I am doing loop integral in quantum field theory, and an issue in shifting integration variable is giving me a problem. Let me illustrate with an example.
I have an integral that looks approximately as
$$I = \int^1_0 ~\mathrm dx \int_{-\infty}^{\infty} \frac{\mathrm d^dk}{(2\pi)^d}\frac{(k+p)\cdot\gamma}{((k+px)^2+m^2x^2)^2}$$
where $d = 4-2\epsilon$, which is used often in "dimensional regularization" in physics and $\gamma$ is the Dirac gamma matrices also used in physics.
I approach this integral in two different methods:
1) First, I shift $k = k'-px$ and assume $\mathrm d^4k = \mathrm d^4k'$ since integration is from $-\infty $ to $\infty$, I get, $$I = \int^1_0 ~\mathrm dx \int_{-\infty}^{\infty} \frac{\mathrm d^dk}{(2\pi)^d}\frac{(k+p(1-x))\cdot\gamma}{(k^2+m^2x^2)^2}.$$ (By the way, $p^2 = (p\cdot\gamma) (p\cdot\gamma)$).
Now say I integrate to get $I = \displaystyle \int^1_0~\mathrm dx f(x,p\cdot\gamma)$, then take derivative with respect to $p\cdot\gamma$:
$$\frac{\mathrm d}{\mathrm d p\cdot\gamma} I = \int_0^1 ~\mathrm dx\frac{\partial}{\partial p\cdot\gamma}~(f(x,p\cdot\gamma))\, .$$
2) This time, I take the derivative w.r.t., $p\cdot\gamma$ first to get:
\begin{align}\frac{\mathrm d}{\mathrm d p\cdot\gamma} I &=\int^1_0 ~\mathrm dx \int_{-\infty}^{\infty} \frac{\mathrm d^dk}{(2\pi)^d}\frac{\partial}{\partial p\cdot\gamma}\frac{(k+p)\cdot\gamma}{((k+px)^2+m^2x^2)^2}\\ &=\int^1_0 ~\mathrm dx \int_{-\infty}^{\infty} \frac{\mathrm d^dk}{(2\pi)^d}\left(\frac{1}{((k+px)^2+m^2x^2)^2}+\frac{((k+p)\cdot\gamma)(2x(k+px)\cdot\gamma)}{((k+px)^2+m^2x^2)^3}\right)\end{align}
Now, I shift $k=k'-px$ again, and I get a different answer.

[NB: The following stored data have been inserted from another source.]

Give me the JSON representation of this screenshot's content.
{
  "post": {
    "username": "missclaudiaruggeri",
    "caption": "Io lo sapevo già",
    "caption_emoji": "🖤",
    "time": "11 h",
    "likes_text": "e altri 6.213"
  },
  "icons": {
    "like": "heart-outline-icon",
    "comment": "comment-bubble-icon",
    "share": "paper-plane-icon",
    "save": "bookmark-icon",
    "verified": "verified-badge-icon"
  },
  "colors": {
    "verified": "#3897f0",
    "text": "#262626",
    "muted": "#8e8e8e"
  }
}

Why are they different from each other, and if I want to get $\frac{\mathrm d}{\mathrm d p\cdot\gamma} I$, which one should I use? I would assume that second method is correct, if there is difference in answer, but all the textbooks have answers that match with my first method; which seems bizarre.